When asked how to build wealth - Mr Carnegie suggests saving early and often! Here's what he had to say: "There is one sure mark of the future millionaire; his revenues always exceed his expenditures. He begins to save early, almost as soon as he begins to earn. I should say to young men, no matter how little it may be possible to save, save that little. Invest it securely, not necessarily in bonds, but in anything which you have good reason to believe will be profitable; but no gambling with it, remember. A rare chance will soon present itself for investment. The little you have saved will prove the basis for an amount of credit utterly surprising to you. Capitalists trust the saving young man: For, every hundred dollars you can produce as the result of hard-won savings, Midas, in search of a partner, will lend or credit a thousand; for every thousand, fifty thousand. It is not capital that your seniors require, it is the man who has proved that he has the business habits which create capital. So it is the first hundred dollars saved that tells.”


The accumulation of millions is usually the result of enterprise and judgment, and some exceptional ability or organization. It does not come from savings, in the ordinary sense of the word. Men who, in old age, strive only to increase their already too great hoards, are usually slaves of the habit of hoarding, formed in their youth. At first they own the money they have made and saved. Later in life the money owns them, and they cannot help themselves, so overpowering is the force of habit, either for good or evil. It is the abuse of the civilized saving instinct, and not its use, that produces this class of men. No one needs to be afraid of falling a victim to this abuse of the habit, if he always bears in mind that whatever surplus wealth may come to him is to be regarded as a sacred trust, which he is bound to administer for the good of his fellows. The man should always be master. He should keep money in the position of a useful servant; he must never let it be his master and make a miser of him. A man’s first duty is to acquire a competence and be independent, then to do something for his needy neighbors who are less favored than himself.”



Mr. Carnegie has always lived up to this doctrine. He has made philanthropy a factor of existence. Already he has endowed over ninety libraries in different cities of the United States, having spent about $4,500,000 in this manner alone. He believes that a man can learn the science of true life and success in good books. In Scotland, where many of the residents of a poor hamlet have been benefited by his generosity, he is called “the good angel.” Whenever he visits any of these places, he is a greater man than the King of Great Britain.
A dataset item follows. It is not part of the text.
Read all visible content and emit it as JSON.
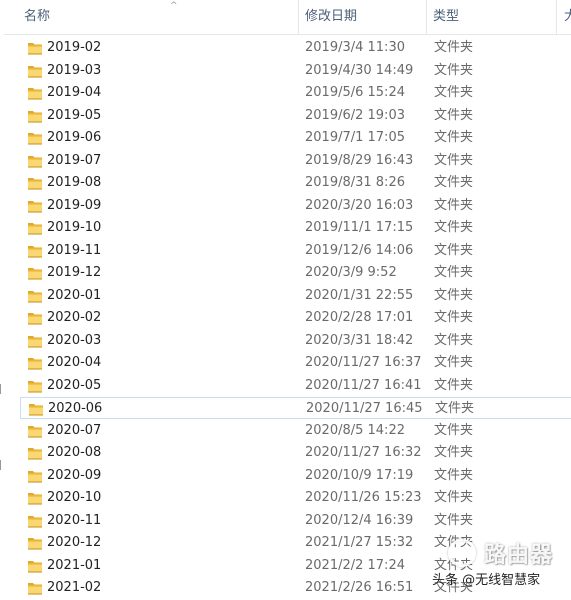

While thus endowing the city where his fortune was made, he has not forgotten other places endeared to him by association or by interest. To the Allegheny Free Library he has given $375,000; to the Braddock Free Library, $250,000; to the Johnstown Free Library, $50,000, and to the Fairfield (Iowa) Library, $40,000. To his native land he has been scarcely less generous. To the Edinburgh Free Library he has given $250,000, and to his native town of Dunfermline, $90,000. Other Scottish towns to the number of ten have received helpful donations of amounts not quite so large.


“I should like you to say some other important things for the young man to learn and benefit by.”

“The first thing that a man should learn to do is to save his money. By saving his money he promotes thrift,—the most valued of all habits. Thrift is the great fortune-maker. It draws the line between the savage and the civilized man. Thrift not only develops the fortune, but it develops, also, the man’s character.”